W Kielcach w listopadzie zanotowano ponad 500 zgonów. To prawie dwa razy więcej niż w zeszłym roku. Wzrosła również liczba pogrzebów.
Łącznie w minionym miesiącu w Kielcach do Urzędu Stanu Cywilnego zgłoszono 511 zgonów (stan na 30 listopada do godz. 14). W listopadzie 2019 roku było ich prawie dwa razy mniej. Odnotowano wtedy 256 zgonów. Aż tak dużej różnicy nie widać w październiku. W tym roku zgłoszono 399 zgonów, a w zeszłym roku 293.
– Październik, listopad to są takie miesiące, kiedy umiera więcej osób. Przede wszystkim starszych – mówi Piotr Mołas, kierownik Urzędu Stanu Cywilnego w Kielcach. Ludzie umierają z powodu koronawirusa, ale także złej pogody. – Czasami jest troszeczkę lepiej jak mamy mróz niż roztopy i słotę. To wpływa gorzej na ludzi. Miejmy nadzieję, że sytuacja się poprawi – dodaje Piotr Mołas. Zaznacza także, że w Kielcach umierają osoby spoza miasta, ponieważ w stolicy województwa świętokrzyskiego utworzono szpitale przeznaczone dla chorych na koronawirusa.
Wzrosła także liczba pogrzebów. Na cmentarzach zarządzanych przez Rejonowe Przedsiębiorstwo Zieleni i Usług Komunalnych w Kielcach przy ulicach Ściegiennego oraz Kwasa i na Cedzynie w listopadzie było 168 pogrzebów, a w październiku 142.
– Teraz liczba pogrzebów spadła. Najwięcej można było odnotować na przełomie października i listopada oraz na początku listopada. Bywały takie dni, że w najpopularniejszych godzinach, czyli przedpołudniowych i wczesnopopołudniowych pogrzeb był co 15 minut – mówi Marcin Batóg, rzecznik prasowy RPZiUK. Jednego dnia odbywało się aż 10 pogrzebów. Regularnie są dwa dziennie.
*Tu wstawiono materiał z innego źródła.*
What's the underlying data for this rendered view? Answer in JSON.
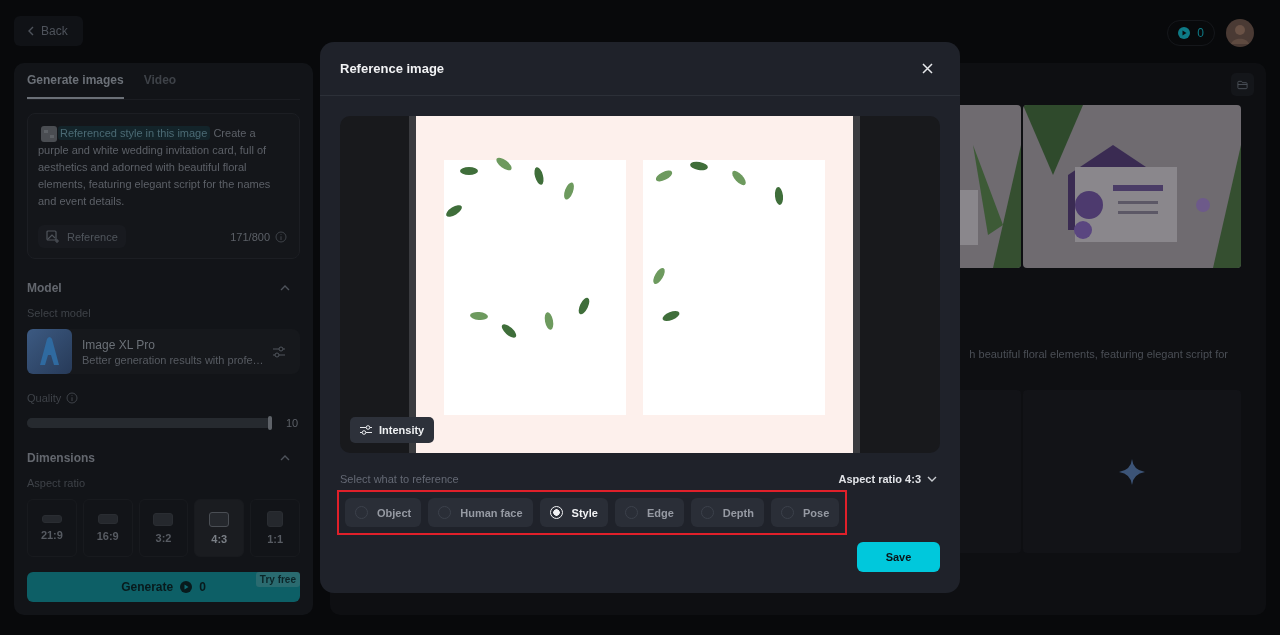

RPZiUK nie prowadzi statystyk, ile z pochówków dotyczyło osób zmarłych na koronawirusa. – Natomiast wiemy, który pogrzeb jest covidowy zarówno jako zarządca cmentarza oraz jako zakład usług pogrzebowych. W jednym i w drugim przypadku chodzi o to, żeby odpowiednio zabezpieczyć naszych pracowników przed zarażeniem koronawirusem, czy to niosących trumnę czy pomagających przy pogrzebie organizowanym przez inną firmę – zaznacza Marcin Batóg.
I dodaje: – Ostatnio wzrosła liczba kremacji. Natomiast nie jest to obowiązek dla zmarłych z powodu koronawirusa. Decyduje o tym rodzina. Liczba tradycyjnych pochówków i kremacji kształtuje się mniej więcej pół na pół.